En revanche, des chansons comme California gagnent à se colleter aux réalités tangibles de la scène : la batterie diserte et trapue d’Abraham Laboriel, une basse et deux guitares qui poussent vers l’avant avec une obstination tout à fait californienne, justement, entre body building et paresse assumée. Rêver, porté par un public en chœur, devient une sorte de célébration annexe à sa nature première de chanson d’adolescence. Avec son procédé du filet de voix dressé dans le désert de la nuit, Mylène Farmer affronte le risque extrème de l’a capella dans Pas le temps de vivre. Et la chanson va un peu au-delà de l’anecdote des trois minutes où l’on entend seulement la chanteuse et son public, avant que les musiciens n’entrent dans le jeu.

C’est peut-être cela l’enjeu des disques de variétés en public : que quelque chose arrive aux chansons, et qui n’est pas leur destinée originelle. Sans remonter à la canonique puissance de Jacques Brel chantant sur un 33-tours enregistré à l’Olympia « une vache à mille temps » au lieu d’« une valse à mille temps », c’est l’incident, le tremblement, la rature, le génie, que l’on attend des disques live - et le vocable anglais est juste : vivant.

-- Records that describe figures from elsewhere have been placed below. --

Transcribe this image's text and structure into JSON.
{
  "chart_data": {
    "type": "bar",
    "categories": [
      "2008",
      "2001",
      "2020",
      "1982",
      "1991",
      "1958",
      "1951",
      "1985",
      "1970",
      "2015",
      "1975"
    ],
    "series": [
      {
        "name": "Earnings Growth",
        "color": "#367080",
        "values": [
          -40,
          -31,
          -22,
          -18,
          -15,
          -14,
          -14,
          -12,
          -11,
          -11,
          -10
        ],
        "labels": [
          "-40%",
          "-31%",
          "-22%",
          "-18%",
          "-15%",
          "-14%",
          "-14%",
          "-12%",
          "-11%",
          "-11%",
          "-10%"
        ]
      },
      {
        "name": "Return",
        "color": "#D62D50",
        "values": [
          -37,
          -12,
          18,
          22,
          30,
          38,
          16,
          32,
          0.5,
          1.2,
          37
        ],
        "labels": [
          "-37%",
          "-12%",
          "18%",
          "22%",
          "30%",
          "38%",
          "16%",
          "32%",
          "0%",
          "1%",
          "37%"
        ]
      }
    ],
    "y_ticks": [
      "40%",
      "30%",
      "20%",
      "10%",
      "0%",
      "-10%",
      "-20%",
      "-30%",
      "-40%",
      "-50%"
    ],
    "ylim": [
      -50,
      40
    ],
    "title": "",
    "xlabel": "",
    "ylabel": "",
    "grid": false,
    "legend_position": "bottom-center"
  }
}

Paradoxalement, ce disque parvient assez souvent à remplir cet office, à désordonner la netteté du clip.
Mylène Farmer avait choisi Yvan Cassar pour mettre au point les arrangements de scène et diriger le groupe. Curieusement, c’est parmi toutes ses collaborations en cette année 2000 extraordinairement faste pour lui (arrangements en scène ou au disque pour Patricia Kaas, Charles Aznavour, Claude Nougaro), la seule dans laquelle il ne parvient guère à faire entendre un peu sa voix propre, son goût pour les oppositions de timbres, les visions diagonales, les inventions discrètes. Il se contente souvent de se rapprocher des arrangements de studio, ce qui laisse à la voix seule (et accessoirement au hasard, ce qui n’arrive guère à Mylène Farmer sur scène) la lourde tâche de donner du grain à des titres que son interprète aime présenter au disque parfaitement lisses. C’est seulement sur Dernier sourire qu’il déshabille un peu la machine Mylène en ne lui accordant qu’un rien de piano pour la conduire vers les derniers instants du concert.
Mais, comme à son corps défendant, il surgit çà et là des fêlures dans le cristal de la voix, de minuscules abrasions à la surface du geste, tout un ensemble d’imperfections et de coquetteries précises que l’on ne perçoit pas dans le concert, tant l’image et le mime y colonisent tout l’espace sensible. De ce point de vue, ce disque ne ressemble pas à la tournée Mylenium, ce qui est plutôt une bonne idée. Fêler la surface d’un miroir est parfois utile.